August 26, 2012
Good morning and welcome to The Sunday Salon where readers share all things bookish. Since my last Sunday Salon post on August 12th a lot has happened in my life. I said good-bye to my kitty, Maia on August 13th. I left for a week’s visit with family in New Hampshire on August 15th and had just barely left California when the Ponderosa Fire broke out near my home. For several days I worried, held my breath and obsessively checked the status of the fire as it grew to nearly 30,000 acres and at one point threatened 3,500 homes in my small town and surrounding communities. My in-laws (who live 8 miles away from us) were evacuated and stayed at our home with my husband for four days. I am so grateful for the thousands of firefighters who managed to get this fire under control (it is due to be fully contained by tomorrow). At one point the flames were up to 300 feet high. And I am so sad for those who lost their homes (64 homes were destroyed at last count) and their property or businesses. I arrived back in California yesterday – happy to see my husband and my fur babies again. This morning I woke up glad to see blue skies and the dark green of the trees, grateful for everything I have and for the people in my life. Sometimes it takes nearly losing it all to realize how much we have…
I have also read several really wonderful books since my last Sunday Salon post. I toured The Unlikely Pilgrimage of Harold Fry by Rachel Joyce for TLC Book Tours on August 15th (please note that the giveaway for that book has now closed). I loved this novel of a simple man’s journey across England and through his life. This is a deeply moving book which has been long-listed for the Booker Prize this year…and I think we will see this one on the short list for that award. After I read and reviewed it, I managed to read several other reviews. I have yet to see a negative comment about this amazing debut. If you get a chance to pick up a copy, I highly recommend it!

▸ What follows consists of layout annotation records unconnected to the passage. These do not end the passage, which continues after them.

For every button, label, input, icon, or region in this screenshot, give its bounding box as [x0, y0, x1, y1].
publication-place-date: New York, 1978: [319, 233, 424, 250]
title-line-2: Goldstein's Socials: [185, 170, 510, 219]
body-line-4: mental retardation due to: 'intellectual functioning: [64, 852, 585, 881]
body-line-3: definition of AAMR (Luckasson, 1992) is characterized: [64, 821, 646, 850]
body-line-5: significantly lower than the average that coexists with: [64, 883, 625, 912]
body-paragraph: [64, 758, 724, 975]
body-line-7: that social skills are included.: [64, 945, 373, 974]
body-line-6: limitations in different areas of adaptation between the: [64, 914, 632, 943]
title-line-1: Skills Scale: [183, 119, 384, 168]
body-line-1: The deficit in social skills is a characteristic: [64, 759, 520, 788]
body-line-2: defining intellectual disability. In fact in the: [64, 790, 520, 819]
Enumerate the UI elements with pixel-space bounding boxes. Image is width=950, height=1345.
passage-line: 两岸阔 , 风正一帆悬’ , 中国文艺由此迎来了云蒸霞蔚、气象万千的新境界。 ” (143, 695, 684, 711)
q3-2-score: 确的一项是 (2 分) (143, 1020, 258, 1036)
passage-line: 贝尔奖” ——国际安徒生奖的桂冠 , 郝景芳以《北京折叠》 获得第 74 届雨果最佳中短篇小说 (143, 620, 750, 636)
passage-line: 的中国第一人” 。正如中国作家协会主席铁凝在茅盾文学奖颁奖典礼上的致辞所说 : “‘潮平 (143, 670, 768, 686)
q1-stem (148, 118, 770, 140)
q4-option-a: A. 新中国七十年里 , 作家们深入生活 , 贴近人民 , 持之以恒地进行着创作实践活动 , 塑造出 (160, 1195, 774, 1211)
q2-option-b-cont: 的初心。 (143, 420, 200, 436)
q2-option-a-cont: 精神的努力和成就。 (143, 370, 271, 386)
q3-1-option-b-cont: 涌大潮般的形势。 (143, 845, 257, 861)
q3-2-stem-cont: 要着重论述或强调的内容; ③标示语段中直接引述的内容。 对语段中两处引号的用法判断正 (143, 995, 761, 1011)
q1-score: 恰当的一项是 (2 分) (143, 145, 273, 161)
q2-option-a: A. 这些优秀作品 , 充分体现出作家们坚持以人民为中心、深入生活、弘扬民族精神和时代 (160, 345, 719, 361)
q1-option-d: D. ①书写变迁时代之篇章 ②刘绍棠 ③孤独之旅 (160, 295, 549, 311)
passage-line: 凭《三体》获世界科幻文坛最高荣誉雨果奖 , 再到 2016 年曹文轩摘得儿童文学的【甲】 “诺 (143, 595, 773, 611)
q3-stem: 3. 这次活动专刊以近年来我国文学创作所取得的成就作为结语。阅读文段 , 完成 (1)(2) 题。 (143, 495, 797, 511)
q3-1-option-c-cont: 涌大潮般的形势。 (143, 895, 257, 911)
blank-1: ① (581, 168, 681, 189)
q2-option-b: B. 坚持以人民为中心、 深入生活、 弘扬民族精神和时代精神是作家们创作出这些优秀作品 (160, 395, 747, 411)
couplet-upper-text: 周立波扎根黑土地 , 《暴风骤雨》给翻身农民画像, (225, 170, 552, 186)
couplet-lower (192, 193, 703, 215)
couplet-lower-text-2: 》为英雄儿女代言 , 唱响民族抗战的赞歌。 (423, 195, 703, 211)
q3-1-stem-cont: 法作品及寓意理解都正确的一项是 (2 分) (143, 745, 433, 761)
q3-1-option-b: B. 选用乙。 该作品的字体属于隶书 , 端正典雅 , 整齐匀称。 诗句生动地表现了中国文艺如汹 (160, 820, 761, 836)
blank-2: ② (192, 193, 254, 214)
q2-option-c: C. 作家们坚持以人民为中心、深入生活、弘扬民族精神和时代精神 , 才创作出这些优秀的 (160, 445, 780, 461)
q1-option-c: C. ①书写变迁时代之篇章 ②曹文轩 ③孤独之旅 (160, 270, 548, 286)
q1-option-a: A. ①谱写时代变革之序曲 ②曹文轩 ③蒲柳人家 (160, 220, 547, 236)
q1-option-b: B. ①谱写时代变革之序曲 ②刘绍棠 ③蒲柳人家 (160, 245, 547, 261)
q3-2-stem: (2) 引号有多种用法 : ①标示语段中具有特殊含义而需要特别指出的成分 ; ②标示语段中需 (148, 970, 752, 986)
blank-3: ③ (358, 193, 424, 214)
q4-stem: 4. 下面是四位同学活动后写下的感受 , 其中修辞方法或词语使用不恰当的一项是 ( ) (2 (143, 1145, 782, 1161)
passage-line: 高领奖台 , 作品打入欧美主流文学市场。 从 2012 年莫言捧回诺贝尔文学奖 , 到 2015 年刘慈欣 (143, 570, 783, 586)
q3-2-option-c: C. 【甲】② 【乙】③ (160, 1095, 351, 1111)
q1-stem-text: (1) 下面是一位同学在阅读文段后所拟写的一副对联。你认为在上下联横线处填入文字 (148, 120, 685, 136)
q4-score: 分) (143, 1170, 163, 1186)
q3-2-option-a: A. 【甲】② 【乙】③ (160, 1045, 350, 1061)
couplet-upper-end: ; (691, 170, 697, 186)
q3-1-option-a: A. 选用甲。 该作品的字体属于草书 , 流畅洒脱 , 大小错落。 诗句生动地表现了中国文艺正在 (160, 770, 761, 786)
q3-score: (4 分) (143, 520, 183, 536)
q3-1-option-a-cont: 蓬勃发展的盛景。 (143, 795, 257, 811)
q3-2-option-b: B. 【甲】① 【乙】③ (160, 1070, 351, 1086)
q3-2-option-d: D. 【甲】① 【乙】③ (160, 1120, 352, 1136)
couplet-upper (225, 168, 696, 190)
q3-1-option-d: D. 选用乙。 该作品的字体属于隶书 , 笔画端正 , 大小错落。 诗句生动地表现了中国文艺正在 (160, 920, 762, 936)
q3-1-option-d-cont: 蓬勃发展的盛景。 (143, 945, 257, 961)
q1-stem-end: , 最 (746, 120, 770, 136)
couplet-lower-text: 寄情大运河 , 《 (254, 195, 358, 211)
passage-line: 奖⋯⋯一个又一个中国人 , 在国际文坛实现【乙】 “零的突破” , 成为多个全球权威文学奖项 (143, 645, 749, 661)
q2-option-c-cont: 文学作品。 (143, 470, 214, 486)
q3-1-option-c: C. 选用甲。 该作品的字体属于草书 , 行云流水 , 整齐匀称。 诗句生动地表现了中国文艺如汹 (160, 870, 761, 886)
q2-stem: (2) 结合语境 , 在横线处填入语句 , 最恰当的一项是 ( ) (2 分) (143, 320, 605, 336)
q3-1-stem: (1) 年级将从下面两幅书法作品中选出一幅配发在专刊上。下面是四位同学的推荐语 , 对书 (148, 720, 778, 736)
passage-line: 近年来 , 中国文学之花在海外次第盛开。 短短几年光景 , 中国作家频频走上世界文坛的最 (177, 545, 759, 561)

I also finished another book for a TLC Book Tours (this one will post on Tuesday, August 28th) which was truly wonderful. The World We Found by Thrity Umrigar is a beautiful story about women’s friendships and the challenges of women in India. Here is another novel getting rave reviews which are well-deserved. I want to tell you more about the book, but you will have to wait for my review on Tuesday. You can catch other TLC Book Tour posts about this novel (as well as other books by this author) by visiting the tour page and following the links.
Because I was traveling, I next turned to some suspense-thrillers as I find these types of books easy to read. I finished two books in this genre:
Into the Darkest Corner by Elizabeth Haynes explores the darkness of obsessive love, obsessive-compulsive disorder and PTSD (read my review). I found the book slow to start, but was rewarded for my perseverance by a fast-paced ending that held my attention. The novel is written in the first person in a nonlinear style which took a little getting used to. I liked how Haynes revealed the background of the protagonist, but felt like she could have gotten to the climax a little faster. This is Haynes’ first novel and I have a feeling we will be seeing more from this author in the future.
And When She Was Good by Laura Lippman was terrific (read my review). I adore Lippman’s writing and this is her best novel to date, in my opinion. One of the things Lippman does that elevates her work, is to spend the time to fully develop her complex characters. So much of the thriller genre focuses more on plot than character – but Lippman does both well and the reader is rewarded with a satisfying read that lingers after the final page. After reading this novel, I am reminded that I need to read some of Lippman’s previous books which I’ve missed.
I started my current read on the airplane coming back from New Hampshire – and am a third of the way through it. The Plague of Doves by Louise Erdrich has been on my TBR pile for a long time. Now, I am wondering why it took me so long to get to it! Erdrich is a consummate story-teller and this novel is superb. I love the multi-generational characters with their unique voices. And in The Plague of Doves, Erdrich adds the element of mystery to her story with an unsolved murder connecting the characters. I think I’ll be finishing this one by mid-week – so watch for my review towards the end of the week.
I hope you had a good week of reading and that this week will be a great one for you!